People didn’t take Pedigo seriously at first. He had no donors. Eventually, he found his supporters in the minorities of Amarillo who didn’t feel like they had a voice.
“These communities don’t really have any say in how the city is run,” Pedigo said. “And that was kind of my main thing was trying to use the film and my campaign to translate that side of things out and hopefully go beyond me, because I didn’t want to be the sole focal point of the story.”
As his video campaign gained attention, film director Jasmine Stodel began to follow his story.
“The more people he engaged within the community, I think, the more serious he became, because he actually realized what he was doing could make a real impact,” Stodel said. “And also those people were putting their hope in him.”
Although Pedigo lost to the incumbent in the May 2019 election, he still has his sights on a future in politics.
Stodel said she hopes this film will inspire more young people across the country to get involved in their communities.
“Amarillo is every town,” Stodel said. “The message I want this film to bring across is that you should vote in your local elections.”

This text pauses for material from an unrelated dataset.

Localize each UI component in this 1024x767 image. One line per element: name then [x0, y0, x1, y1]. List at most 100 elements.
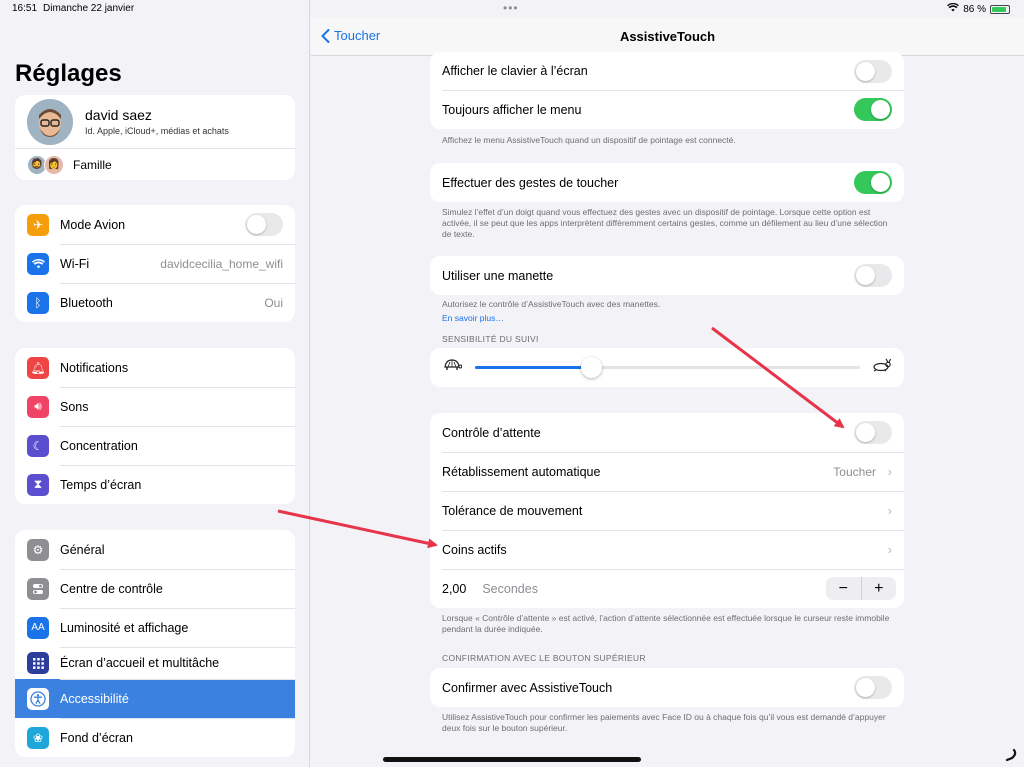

The film’s world premiere was virtual, but those involved are already receiving a lot of positive feedback.
“It’s nice to see all the reviews come out, and people talk about it on social media,” Stodel said. “But there’s nothing like that tangible feeling when you’re in a theater.”
A spokesperson for SXSW said, “while we don’t have the wonderful in-person SXSW that we know and love, we are gathered together to be inspired by the work in chats, meetups, roundtables, virtual happy hours and in a wonderfully recreated Austin in SXSW Online XR,” Janet Pierson, SXSW director of film, said Wednesday.
Other films with Texas ties in this year’s festival include ‘Without Getting Killed or Caught,’ ‘InBetween Girl,’ ‘Through the Plexi-Glass: The Last Days of the San Jose,’ and ‘Dear Mr. Brody.’